Detalhes da Intimação
O ministro Flávio Dino, do Supremo Tribunal Federal (STF), impôs um novo ritmo de transparência às legendas partidárias brasileiras. Numa decisão monocrática, o magistrado deu um prazo curto e rigoroso de 48 horas para que os presidentes de 21 partidos políticos enviem informações detalhadas sobre os critérios que utilizam para definir a destinação de emendas parlamentares.
A determinação faz parte de uma série de ações que o Supremo tem movido nos últimos meses com o objetivo de “rastrear” o caminho do dinheiro público. O foco do STF é garantir que a distribuição dessas verbas não dependa apenas da vontade das lideranças partidárias, mas sim de critérios técnicos, públicos e auditáveis, evitando possíveis práticas de clientelismo.
Transparência no alvo
Segundo a decisão de Dino, as siglas devem informar se existe um regulamento formal que estabelece as prioridades para a alocação dos recursos. O ministro busca saber, especificamente, quais fatores pesam mais na balança dos dirigentes na hora de privilegiar um deputado em detrimento de outro, evitando que o “poder da caneta” de certos caciques seja usado como moeda de troca política sem transparência.

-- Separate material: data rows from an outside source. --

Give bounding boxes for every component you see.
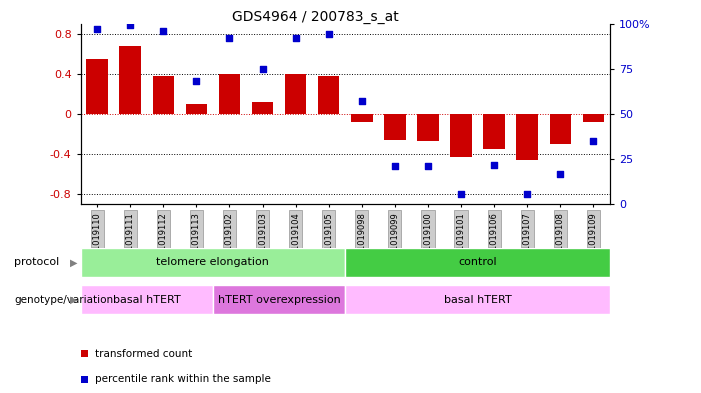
Point xyxy=(522,190,533,196)
Point xyxy=(456,190,467,196)
Point xyxy=(92,26,103,32)
Bar xyxy=(583,114,604,122)
Point xyxy=(290,35,301,41)
Bar xyxy=(484,114,505,149)
Bar xyxy=(86,59,108,114)
Bar xyxy=(346,248,610,277)
Point xyxy=(389,163,400,169)
Point xyxy=(323,31,334,38)
Bar xyxy=(186,104,207,114)
Bar xyxy=(351,114,372,122)
Text: GDS4964 / 200783_s_at: GDS4964 / 200783_s_at xyxy=(232,10,399,24)
Point xyxy=(224,35,235,41)
Bar xyxy=(550,114,571,144)
Bar xyxy=(346,285,610,314)
Text: ▶: ▶ xyxy=(69,295,77,305)
Bar xyxy=(153,76,174,114)
Bar xyxy=(119,46,141,114)
Text: transformed count: transformed count xyxy=(95,349,192,359)
Point xyxy=(489,162,500,168)
Point xyxy=(356,98,367,105)
Bar xyxy=(517,114,538,160)
Text: genotype/variation: genotype/variation xyxy=(14,295,113,305)
Point xyxy=(587,138,599,144)
Point xyxy=(125,22,136,29)
Text: percentile rank within the sample: percentile rank within the sample xyxy=(95,374,271,384)
Point xyxy=(422,163,433,169)
Point xyxy=(191,78,202,84)
Bar xyxy=(417,114,439,141)
Text: protocol: protocol xyxy=(14,257,60,267)
Point xyxy=(554,171,566,177)
Bar xyxy=(252,102,273,114)
Bar xyxy=(81,285,213,314)
Bar xyxy=(450,114,472,157)
Text: ▶: ▶ xyxy=(69,257,77,267)
Bar xyxy=(213,285,346,314)
Bar xyxy=(285,74,306,114)
Point xyxy=(158,28,169,34)
Text: hTERT overexpression: hTERT overexpression xyxy=(218,295,341,305)
Bar xyxy=(81,248,346,277)
Text: basal hTERT: basal hTERT xyxy=(444,295,512,305)
Text: basal hTERT: basal hTERT xyxy=(113,295,181,305)
Text: control: control xyxy=(458,257,497,267)
Point xyxy=(257,66,268,72)
Text: telomere elongation: telomere elongation xyxy=(156,257,269,267)
Bar xyxy=(219,74,240,114)
Bar xyxy=(384,114,406,140)
Bar xyxy=(318,76,339,114)
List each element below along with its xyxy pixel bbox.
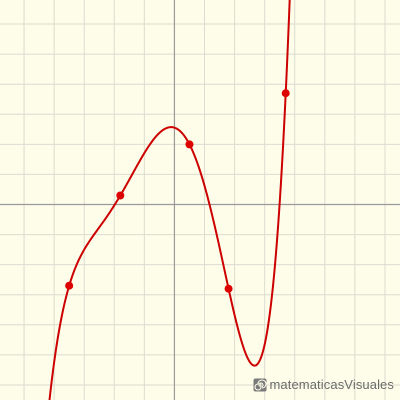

A medida causou um rebuliço nos bastidores do Congresso Nacional, com diversos presidentes de partidos a mobilizarem os seus departamentos jurídicos para reunir os documentos solicitados. Para muitos parlamentares, a movimentação do STF é vista como uma invasão na esfera da autonomia administrativa dos partidos, enquanto para o Tribunal, trata-se de um dever constitucional de zelar pela probidade na aplicação de recursos públicos.
O STF tem dado passos largos para controlar a execução das emendas, que se tornaram o centro de um longo conflito entre os poderes Judiciário e Legislativo no atual governo. Caso os partidos não cumpram o prazo estipulado por Dino, podem sofrer sanções financeiras e administrativas pesadas.